In person, Avery is more attractive and stylish than Marissa expected, with her radiant olive skin and full lips. She wears a belted green suede dress and three-inch heels that make her almost as tall as Marissa, and a stack of gold bangles adorns her right wrist. Avery doesn’t wear a wedding band. Marissa wonders if this matters. Would it be better if Avery had a husband? Would that enable her to more effectively understand the nuances of a complicated marriage?

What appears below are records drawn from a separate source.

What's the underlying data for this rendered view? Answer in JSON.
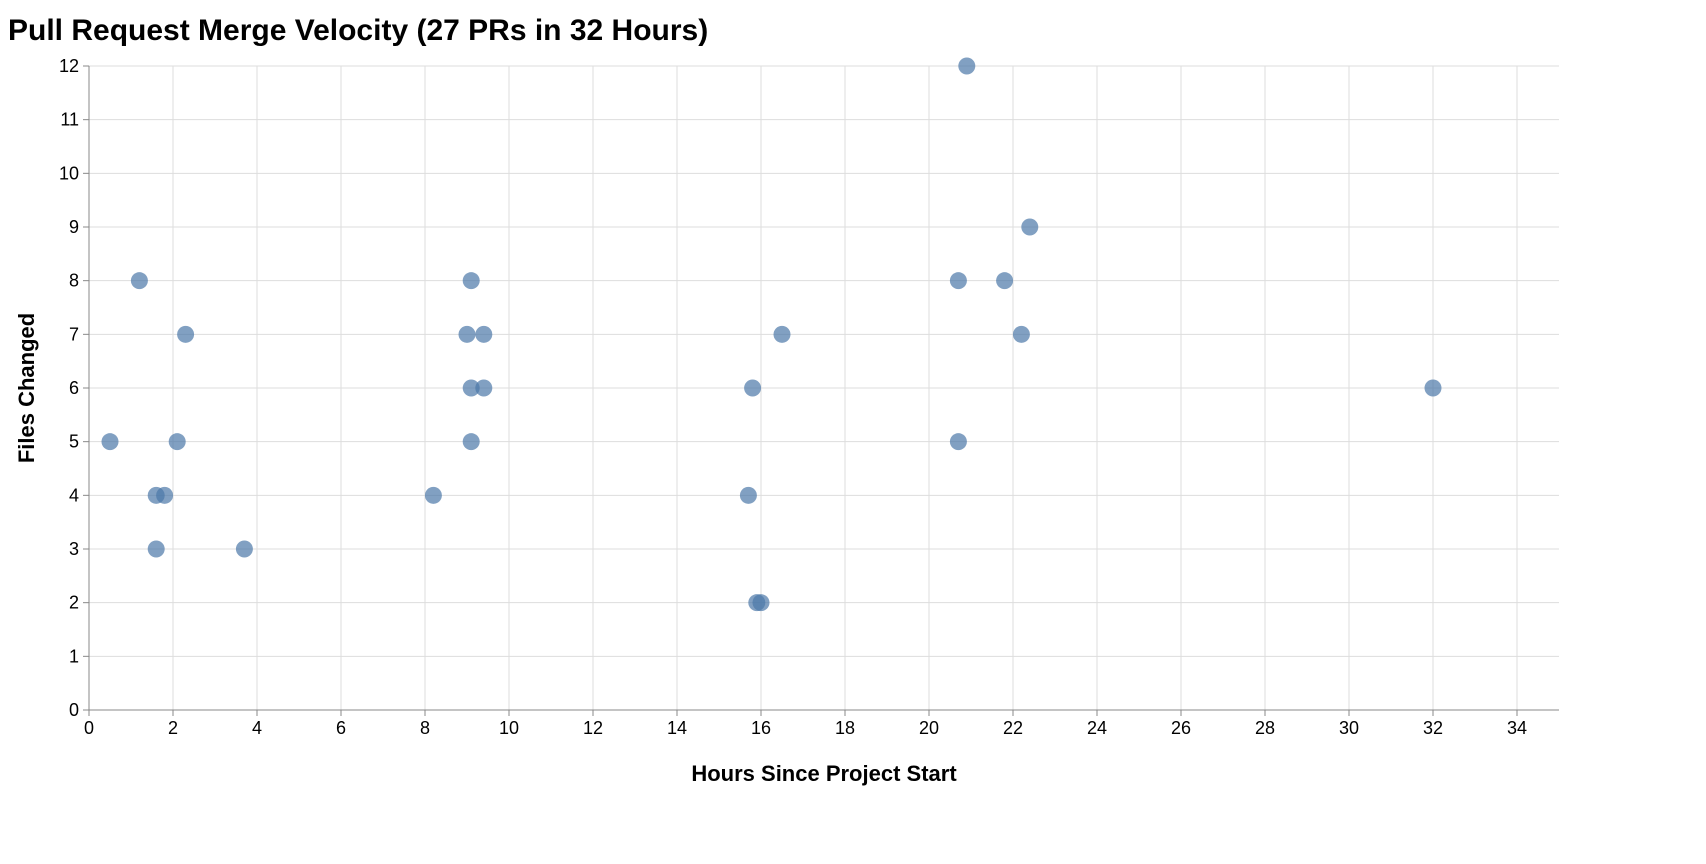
{
  "chart_data": {
    "type": "scatter",
    "title": "Pull Request Merge Velocity (27 PRs in 32 Hours)",
    "xlabel": "Hours Since Project Start",
    "ylabel": "Files Changed",
    "xlim": [
      0,
      35
    ],
    "ylim": [
      0,
      12
    ],
    "x_ticks": [
      0,
      2,
      4,
      6,
      8,
      10,
      12,
      14,
      16,
      18,
      20,
      22,
      24,
      26,
      28,
      30,
      32,
      34
    ],
    "y_ticks": [
      0,
      1,
      2,
      3,
      4,
      5,
      6,
      7,
      8,
      9,
      10,
      11,
      12
    ],
    "grid": true,
    "color": "#4c78a8",
    "points": [
      {
        "x": 20.9,
        "y": 12
      },
      {
        "x": 22.4,
        "y": 9
      },
      {
        "x": 1.2,
        "y": 8
      },
      {
        "x": 9.1,
        "y": 8
      },
      {
        "x": 20.7,
        "y": 8
      },
      {
        "x": 21.8,
        "y": 8
      },
      {
        "x": 2.3,
        "y": 7
      },
      {
        "x": 9.0,
        "y": 7
      },
      {
        "x": 9.4,
        "y": 7
      },
      {
        "x": 16.5,
        "y": 7
      },
      {
        "x": 22.2,
        "y": 7
      },
      {
        "x": 9.1,
        "y": 6
      },
      {
        "x": 9.4,
        "y": 6
      },
      {
        "x": 15.8,
        "y": 6
      },
      {
        "x": 32.0,
        "y": 6
      },
      {
        "x": 0.5,
        "y": 5
      },
      {
        "x": 2.1,
        "y": 5
      },
      {
        "x": 9.1,
        "y": 5
      },
      {
        "x": 20.7,
        "y": 5
      },
      {
        "x": 1.6,
        "y": 4
      },
      {
        "x": 1.8,
        "y": 4
      },
      {
        "x": 8.2,
        "y": 4
      },
      {
        "x": 15.7,
        "y": 4
      },
      {
        "x": 1.6,
        "y": 3
      },
      {
        "x": 3.7,
        "y": 3
      },
      {
        "x": 15.9,
        "y": 2
      },
      {
        "x": 16.0,
        "y": 2
      }
    ]
  }
}
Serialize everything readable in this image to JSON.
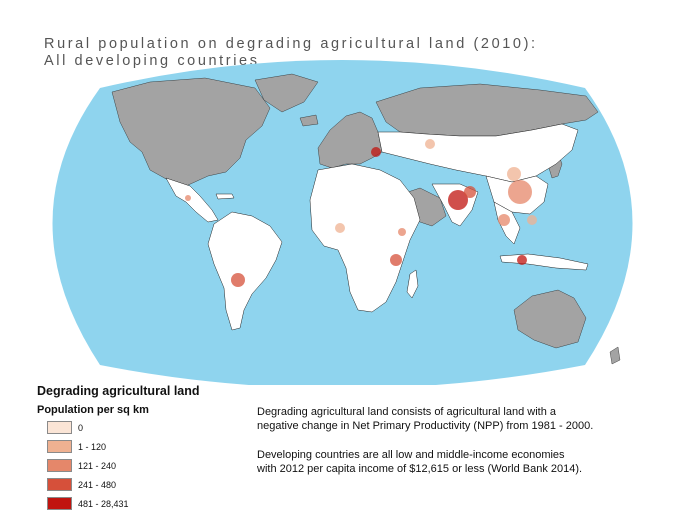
{
  "title": {
    "line1": "Rural population on degrading agricultural land (2010):",
    "line2": "All developing countries"
  },
  "legend": {
    "title": "Degrading agricultural land",
    "subtitle": "Population per sq km",
    "items": [
      {
        "label": "0",
        "color": "#fbe5d6"
      },
      {
        "label": "1 - 120",
        "color": "#efb191"
      },
      {
        "label": "121 - 240",
        "color": "#e5876a"
      },
      {
        "label": "241 - 480",
        "color": "#d6503a"
      },
      {
        "label": "481 - 28,431",
        "color": "#c0140f"
      }
    ]
  },
  "notes": {
    "definition_line1": "Degrading agricultural land consists of agricultural land with a",
    "definition_line2": "negative change in Net Primary Productivity (NPP) from 1981 - 2000.",
    "developing_line1": "Developing countries are all low and middle-income economies",
    "developing_line2": "with 2012 per capita income of $12,615 or less (World Bank 2014)."
  },
  "map_colors": {
    "ocean": "#8fd4ee",
    "developed_countries": "#a3a3a3",
    "developing_countries": "#ffffff",
    "borders": "#222222"
  }
}
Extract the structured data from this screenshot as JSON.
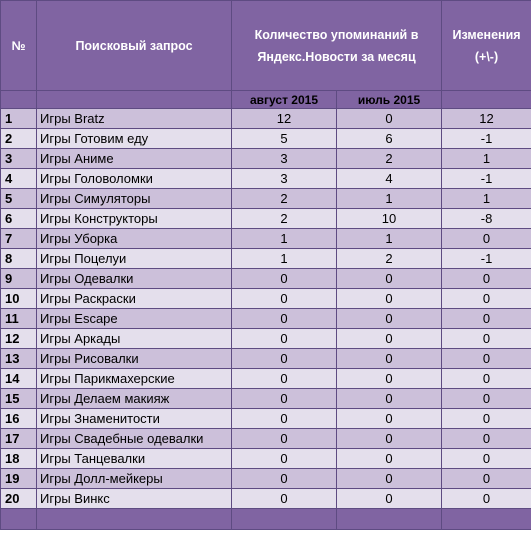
{
  "headers": {
    "num": "№",
    "query": "Поисковый запрос",
    "count": "Количество упоминаний в Яндекс.Новости за месяц",
    "change": "Изменения (+\\-)"
  },
  "subheaders": {
    "aug": "август 2015",
    "jul": "июль 2015"
  },
  "rows": [
    {
      "n": "1",
      "q": "Игры Bratz",
      "aug": "12",
      "jul": "0",
      "chg": "12"
    },
    {
      "n": "2",
      "q": "Игры Готовим еду",
      "aug": "5",
      "jul": "6",
      "chg": "-1"
    },
    {
      "n": "3",
      "q": "Игры Аниме",
      "aug": "3",
      "jul": "2",
      "chg": "1"
    },
    {
      "n": "4",
      "q": "Игры Головоломки",
      "aug": "3",
      "jul": "4",
      "chg": "-1"
    },
    {
      "n": "5",
      "q": "Игры Симуляторы",
      "aug": "2",
      "jul": "1",
      "chg": "1"
    },
    {
      "n": "6",
      "q": "Игры Конструкторы",
      "aug": "2",
      "jul": "10",
      "chg": "-8"
    },
    {
      "n": "7",
      "q": "Игры Уборка",
      "aug": "1",
      "jul": "1",
      "chg": "0"
    },
    {
      "n": "8",
      "q": "Игры Поцелуи",
      "aug": "1",
      "jul": "2",
      "chg": "-1"
    },
    {
      "n": "9",
      "q": "Игры Одевалки",
      "aug": "0",
      "jul": "0",
      "chg": "0"
    },
    {
      "n": "10",
      "q": "Игры Раскраски",
      "aug": "0",
      "jul": "0",
      "chg": "0"
    },
    {
      "n": "11",
      "q": "Игры Escape",
      "aug": "0",
      "jul": "0",
      "chg": "0"
    },
    {
      "n": "12",
      "q": "Игры Аркады",
      "aug": "0",
      "jul": "0",
      "chg": "0"
    },
    {
      "n": "13",
      "q": "Игры Рисовалки",
      "aug": "0",
      "jul": "0",
      "chg": "0"
    },
    {
      "n": "14",
      "q": "Игры Парикмахерские",
      "aug": "0",
      "jul": "0",
      "chg": "0"
    },
    {
      "n": "15",
      "q": "Игры Делаем макияж",
      "aug": "0",
      "jul": "0",
      "chg": "0"
    },
    {
      "n": "16",
      "q": "Игры Знаменитости",
      "aug": "0",
      "jul": "0",
      "chg": "0"
    },
    {
      "n": "17",
      "q": "Игры Свадебные одевалки",
      "aug": "0",
      "jul": "0",
      "chg": "0"
    },
    {
      "n": "18",
      "q": "Игры Танцевалки",
      "aug": "0",
      "jul": "0",
      "chg": "0"
    },
    {
      "n": "19",
      "q": "Игры Долл-мейкеры",
      "aug": "0",
      "jul": "0",
      "chg": "0"
    },
    {
      "n": "20",
      "q": "Игры Винкс",
      "aug": "0",
      "jul": "0",
      "chg": "0"
    }
  ],
  "colors": {
    "header": "#8064a2",
    "row_odd": "#ccc0da",
    "row_even": "#e4dfec"
  }
}
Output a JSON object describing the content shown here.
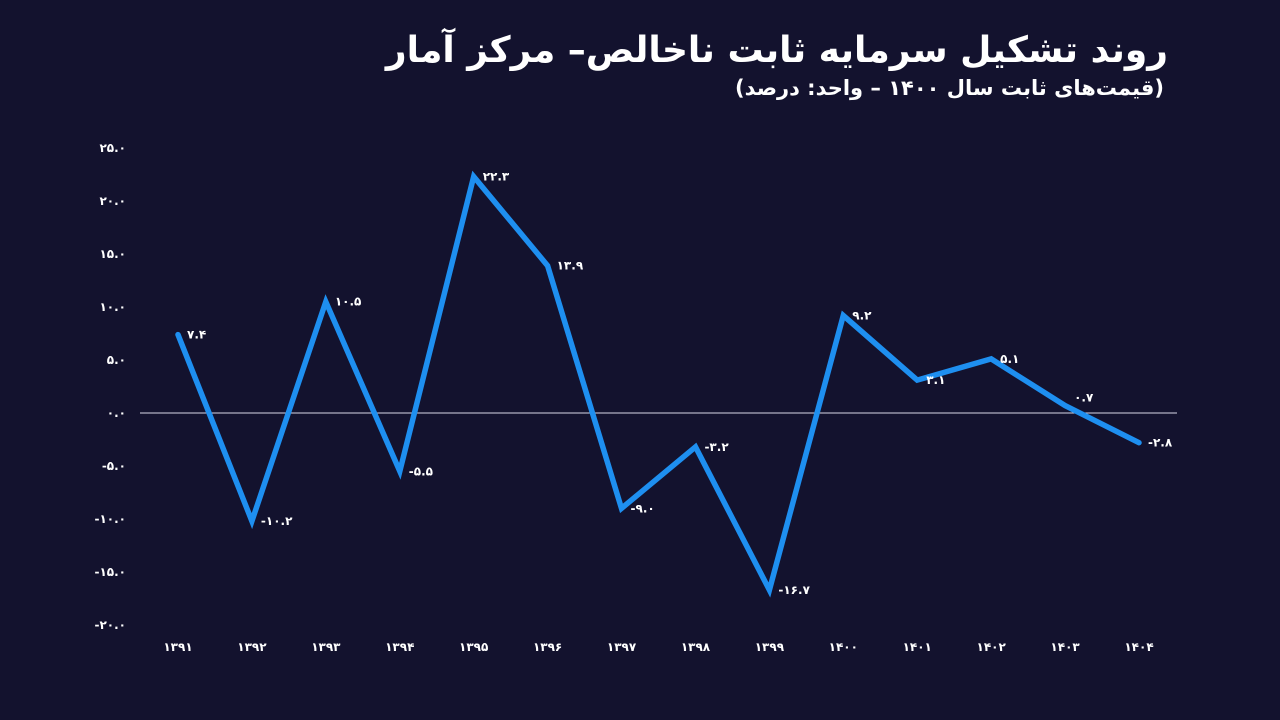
{
  "header": {
    "title": "روند تشکیل سرمایه ثابت ناخالص– مرکز آمار",
    "subtitle": "(قیمت‌های ثابت سال ۱۴۰۰ – واحد: درصد)"
  },
  "chart_data": {
    "type": "line",
    "title": "روند تشکیل سرمایه ثابت ناخالص– مرکز آمار",
    "subtitle": "(قیمت‌های ثابت سال ۱۴۰۰ – واحد: درصد)",
    "xlabel": "",
    "ylabel": "",
    "ylim": [
      -20,
      25
    ],
    "yticks": [
      25,
      20,
      15,
      10,
      5,
      0,
      -5,
      -10,
      -15,
      -20
    ],
    "ytick_labels": [
      "۲۵.۰",
      "۲۰.۰",
      "۱۵.۰",
      "۱۰.۰",
      "۵.۰",
      "۰.۰",
      "-۵.۰",
      "-۱۰.۰",
      "-۱۵.۰",
      "-۲۰.۰"
    ],
    "categories": [
      "۱۳۹۱",
      "۱۳۹۲",
      "۱۳۹۳",
      "۱۳۹۴",
      "۱۳۹۵",
      "۱۳۹۶",
      "۱۳۹۷",
      "۱۳۹۸",
      "۱۳۹۹",
      "۱۴۰۰",
      "۱۴۰۱",
      "۱۴۰۲",
      "۱۴۰۳",
      "۱۴۰۴"
    ],
    "series": [
      {
        "values": [
          7.4,
          -10.2,
          10.5,
          -5.5,
          22.3,
          13.9,
          -9.0,
          -3.2,
          -16.7,
          9.2,
          3.1,
          5.1,
          0.7,
          -2.8
        ],
        "labels": [
          "۷.۴",
          "-۱۰.۲",
          "۱۰.۵",
          "-۵.۵",
          "۲۲.۳",
          "۱۳.۹",
          "-۹.۰",
          "-۳.۲",
          "-۱۶.۷",
          "۹.۲",
          "۳.۱",
          "۵.۱",
          "۰.۷",
          "-۲.۸"
        ],
        "color": "#1e8ff0"
      }
    ],
    "grid": false,
    "zero_line": true,
    "legend": "none"
  },
  "colors": {
    "background": "#13122e",
    "line": "#1e8ff0",
    "text": "#ffffff"
  }
}
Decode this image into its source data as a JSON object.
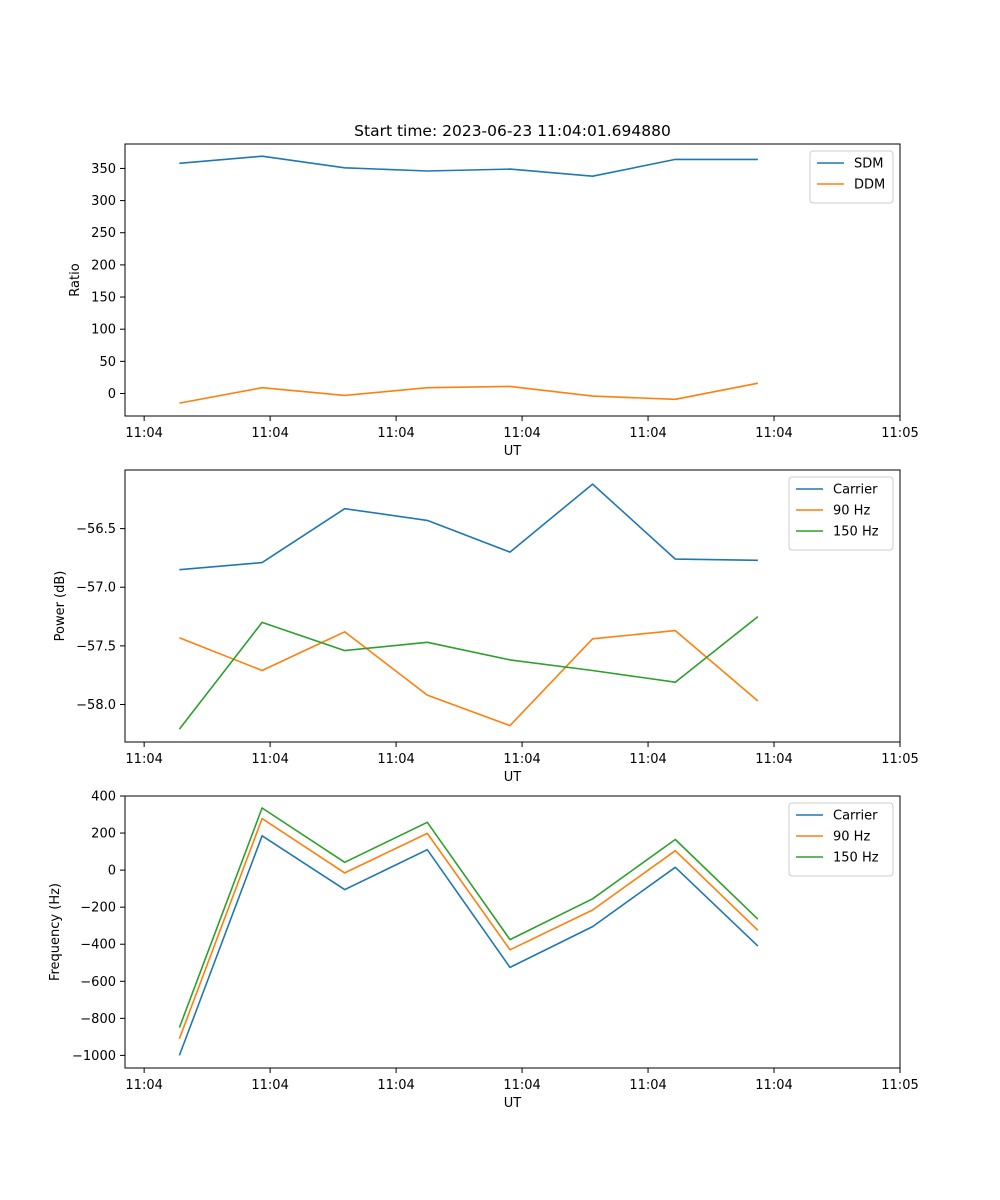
{
  "chart_data": [
    {
      "type": "line",
      "title": "Start time: 2023-06-23 11:04:01.694880",
      "xlabel": "UT",
      "ylabel": "Ratio",
      "x": [
        0.35,
        1.17,
        1.99,
        2.81,
        3.63,
        4.45,
        5.27,
        6.09
      ],
      "xlim": [
        -0.19,
        7.5
      ],
      "x_ticks": [
        0,
        1.25,
        2.5,
        3.75,
        5,
        6.25,
        7.5
      ],
      "x_tick_labels": [
        "11:04",
        "11:04",
        "11:04",
        "11:04",
        "11:04",
        "11:04",
        "11:05"
      ],
      "ylim": [
        -35,
        388
      ],
      "y_ticks": [
        0,
        50,
        100,
        150,
        200,
        250,
        300,
        350
      ],
      "y_tick_labels": [
        "0",
        "50",
        "100",
        "150",
        "200",
        "250",
        "300",
        "350"
      ],
      "legend": "top-right",
      "grid": false,
      "series": [
        {
          "name": "SDM",
          "color": "#1f77b4",
          "values": [
            358,
            369,
            351,
            346,
            349,
            338,
            364,
            364
          ]
        },
        {
          "name": "DDM",
          "color": "#ff7f0e",
          "values": [
            -15,
            9,
            -3,
            9,
            11,
            -4,
            -9,
            16
          ]
        }
      ]
    },
    {
      "type": "line",
      "title": "",
      "xlabel": "UT",
      "ylabel": "Power (dB)",
      "x": [
        0.35,
        1.17,
        1.99,
        2.81,
        3.63,
        4.45,
        5.27,
        6.09
      ],
      "xlim": [
        -0.19,
        7.5
      ],
      "x_ticks": [
        0,
        1.25,
        2.5,
        3.75,
        5,
        6.25,
        7.5
      ],
      "x_tick_labels": [
        "11:04",
        "11:04",
        "11:04",
        "11:04",
        "11:04",
        "11:04",
        "11:05"
      ],
      "ylim": [
        -58.32,
        -56.0
      ],
      "y_ticks": [
        -58.0,
        -57.5,
        -57.0,
        -56.5
      ],
      "y_tick_labels": [
        "−58.0",
        "−57.5",
        "−57.0",
        "−56.5"
      ],
      "legend": "top-right",
      "grid": false,
      "series": [
        {
          "name": "Carrier",
          "color": "#1f77b4",
          "values": [
            -56.85,
            -56.79,
            -56.33,
            -56.43,
            -56.7,
            -56.12,
            -56.76,
            -56.77
          ]
        },
        {
          "name": "90 Hz",
          "color": "#ff7f0e",
          "values": [
            -57.43,
            -57.71,
            -57.38,
            -57.92,
            -58.18,
            -57.44,
            -57.37,
            -57.97
          ]
        },
        {
          "name": "150 Hz",
          "color": "#2ca02c",
          "values": [
            -58.21,
            -57.3,
            -57.54,
            -57.47,
            -57.62,
            -57.71,
            -57.81,
            -57.25
          ]
        }
      ]
    },
    {
      "type": "line",
      "title": "",
      "xlabel": "UT",
      "ylabel": "Frequency (Hz)",
      "x": [
        0.35,
        1.17,
        1.99,
        2.81,
        3.63,
        4.45,
        5.27,
        6.09
      ],
      "xlim": [
        -0.19,
        7.5
      ],
      "x_ticks": [
        0,
        1.25,
        2.5,
        3.75,
        5,
        6.25,
        7.5
      ],
      "x_tick_labels": [
        "11:04",
        "11:04",
        "11:04",
        "11:04",
        "11:04",
        "11:04",
        "11:05"
      ],
      "ylim": [
        -1068,
        400
      ],
      "y_ticks": [
        -1000,
        -800,
        -600,
        -400,
        -200,
        0,
        200,
        400
      ],
      "y_tick_labels": [
        "−1000",
        "−800",
        "−600",
        "−400",
        "−200",
        "0",
        "200",
        "400"
      ],
      "legend": "top-right",
      "grid": false,
      "series": [
        {
          "name": "Carrier",
          "color": "#1f77b4",
          "values": [
            -1000,
            185,
            -105,
            110,
            -525,
            -305,
            15,
            -410
          ]
        },
        {
          "name": "90 Hz",
          "color": "#ff7f0e",
          "values": [
            -910,
            278,
            -15,
            198,
            -430,
            -215,
            105,
            -325
          ]
        },
        {
          "name": "150 Hz",
          "color": "#2ca02c",
          "values": [
            -850,
            335,
            42,
            258,
            -375,
            -155,
            165,
            -265
          ]
        }
      ]
    }
  ]
}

And certainly Marissa and Matthew’s union is complicated. A decade into their marriage, Matthew, a partner in a D.C. law firm, spends more evenings at business events than by her side. Marissa feels lost in a constant swirl of activities: running her boutique, Coco; cooking delicious but nutritious meals for her family; staying trim and fit enough to slide into the pair of faded Levi’s cutoffs she’s had since high school; and serving on the auction committee at Bennett’s private school.
Avery’s voice pulls Marissa into the present. “You need to answer four questions, Marissa. Keep it short. One: Have you ever cheated on Matthew before?”
“No! Never!”
Her whole body is shaking; she’s freezing. Normally Matthew would notice and wrap an arm around her or offer her his suit jacket. She desperately wants to stand up and walk past her husband to get her cape, but it feels perilous to enter his space now. He’s blazing with fury; he’s the heat to her ice.
“Two.” Avery must sit in that chair day after day, absorbing sordid and sad stories. She’s in the epicenter of the rage and pain and disgust ricocheting around the room; it seems impossible that she’s immune to it. Yet she looks utterly calm, and invincible. “Will it ever happen again?”
“No, I promise.”
Avery nods. “Three: Is it truly over with the other man?”
“Yes,” Marissa whispers. The moment carries a solemnity; it has the feel of a vow. Matthew finally turns to look at her. There’s a sheen in his eyes, just as there was on their wedding day when she walked down the aisle, in a cream silk dress with a long train, past two hundred guests.